06Which has better profit margins — GEOS or XOM or CVX or COP?
ConocoPhillips (COP) is the more profitable company, earning 13.
6% net margin versus -8. 8% for Geospace Technologies Corporation — meaning it keeps 13. 6% of every revenue dollar as bottom-line profit. Operating margin tells a similar story: COP leads at 19. 6% versus -10. 2% for GEOS. At the gross margin level — before operating expenses — CVX leads at 30. 4%, reflecting greater pricing power or product mix advantage. Stronger margins indicate durable pricing power, lower cost of revenue, or higher mix of software/services. They are one of the clearest signs of business quality.
07Is GEOS or XOM or CVX or COP more undervalued right now?
On forward earnings alone, ConocoPhillips (COP) trades at 13.
3x forward P/E versus 15. 0x for Chevron Corporation — 1. 7x cheaper on a one-year earnings basis. Analyst consensus price targets imply the most upside for COP: 10. 6% to $127. 07.
08Which pays a better dividend — GEOS or XOM or CVX or COP?
In this comparison, CVX (3.
8% yield), COP (2. 8% yield), XOM (2. 7% yield) pay a dividend. GEOS does not pay a meaningful dividend and should not be held primarily for income.
09Is GEOS or XOM or CVX or COP better for a retirement portfolio?
For long-horizon retirement investors, Exxon Mobil Corporation (XOM) is the stronger choice — it scores higher on the combination of lower volatility, dividend reliability, and long-term compounding (low volatility (β -0.

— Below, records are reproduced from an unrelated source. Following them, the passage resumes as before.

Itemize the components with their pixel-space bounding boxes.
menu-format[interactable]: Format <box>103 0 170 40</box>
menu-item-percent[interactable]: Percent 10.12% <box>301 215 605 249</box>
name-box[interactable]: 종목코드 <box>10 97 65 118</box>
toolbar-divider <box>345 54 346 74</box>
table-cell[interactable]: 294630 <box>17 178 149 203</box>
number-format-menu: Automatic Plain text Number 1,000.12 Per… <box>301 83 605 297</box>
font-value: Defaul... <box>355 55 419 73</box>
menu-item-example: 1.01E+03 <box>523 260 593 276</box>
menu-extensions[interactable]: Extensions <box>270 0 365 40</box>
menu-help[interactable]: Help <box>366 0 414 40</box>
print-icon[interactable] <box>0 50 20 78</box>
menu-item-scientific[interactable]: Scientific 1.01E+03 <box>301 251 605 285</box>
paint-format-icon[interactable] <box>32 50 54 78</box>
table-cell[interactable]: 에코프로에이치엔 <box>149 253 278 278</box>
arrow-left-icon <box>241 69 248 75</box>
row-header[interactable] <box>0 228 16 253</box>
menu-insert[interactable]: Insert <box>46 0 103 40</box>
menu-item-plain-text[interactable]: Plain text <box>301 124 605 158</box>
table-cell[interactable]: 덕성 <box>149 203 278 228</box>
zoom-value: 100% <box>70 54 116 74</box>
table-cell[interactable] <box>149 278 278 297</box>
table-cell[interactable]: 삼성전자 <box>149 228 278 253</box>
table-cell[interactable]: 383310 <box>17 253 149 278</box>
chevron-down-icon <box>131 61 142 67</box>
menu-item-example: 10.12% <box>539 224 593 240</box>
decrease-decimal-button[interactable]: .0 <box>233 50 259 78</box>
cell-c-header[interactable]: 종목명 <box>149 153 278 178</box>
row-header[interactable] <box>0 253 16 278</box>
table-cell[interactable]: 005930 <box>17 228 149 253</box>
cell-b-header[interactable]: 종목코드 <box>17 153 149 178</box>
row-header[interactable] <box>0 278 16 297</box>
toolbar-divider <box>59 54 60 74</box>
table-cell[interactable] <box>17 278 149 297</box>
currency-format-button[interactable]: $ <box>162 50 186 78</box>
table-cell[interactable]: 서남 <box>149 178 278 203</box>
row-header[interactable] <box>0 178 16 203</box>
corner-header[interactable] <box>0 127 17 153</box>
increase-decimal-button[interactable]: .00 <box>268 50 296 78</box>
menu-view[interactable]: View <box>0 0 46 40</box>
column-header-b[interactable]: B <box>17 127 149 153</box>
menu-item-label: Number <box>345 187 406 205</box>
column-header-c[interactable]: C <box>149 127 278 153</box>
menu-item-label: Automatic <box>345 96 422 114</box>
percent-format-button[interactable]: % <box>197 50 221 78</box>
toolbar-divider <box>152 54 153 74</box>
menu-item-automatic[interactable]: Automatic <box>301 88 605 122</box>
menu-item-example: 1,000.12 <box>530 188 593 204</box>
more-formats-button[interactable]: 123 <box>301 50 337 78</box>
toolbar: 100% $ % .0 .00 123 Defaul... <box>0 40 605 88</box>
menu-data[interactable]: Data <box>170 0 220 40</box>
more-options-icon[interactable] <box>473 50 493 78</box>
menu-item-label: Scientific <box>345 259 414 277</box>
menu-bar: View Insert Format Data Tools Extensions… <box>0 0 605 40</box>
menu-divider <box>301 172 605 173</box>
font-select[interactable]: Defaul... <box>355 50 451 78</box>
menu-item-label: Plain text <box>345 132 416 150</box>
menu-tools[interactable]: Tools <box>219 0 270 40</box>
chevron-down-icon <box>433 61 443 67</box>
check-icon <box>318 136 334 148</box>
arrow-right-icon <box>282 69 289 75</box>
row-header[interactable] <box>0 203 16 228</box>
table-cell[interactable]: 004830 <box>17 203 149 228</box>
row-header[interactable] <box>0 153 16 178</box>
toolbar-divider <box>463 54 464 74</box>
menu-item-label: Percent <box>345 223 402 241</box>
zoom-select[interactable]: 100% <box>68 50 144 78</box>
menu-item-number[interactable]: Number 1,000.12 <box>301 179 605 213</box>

15), 2. 7% yield, +105. 0% 10Y return). Geospace Technologies Corporation (GEOS) carries a higher beta of 1. 91 — meaning larger drawdowns in market downturns, which matters significantly when you cannot wait years for a recovery. Both have compounded well over 10 years (XOM: +105. 0%, GEOS: -45. 8%), confirming both are viable long-term holds — but the lower-volatility option typically results in less emotional selling during corrections. Retirement portfolios generally favour predictability over maximum returns. Consult a financial advisor before making allocation decisions.
10What are the main differences between GEOS and XOM and CVX and COP?
Both stocks operate in the Energy sector, making this a peer-level intra-sector comparison — the same macro tailwinds and headwinds will affect both.
In terms of investment character: GEOS is a small-cap quality compounder stock; XOM is a large-cap quality compounder stock; CVX is a large-cap income-oriented stock; COP is a mid-cap quality compounder stock. XOM, CVX, COP pay a dividend while GEOS does not, making them suitable for different income and tax situations. These fundamental differences mean investors should not choose between them on a single metric — the "better stock" depends entirely on which of these characteristics aligns with your investment strategy.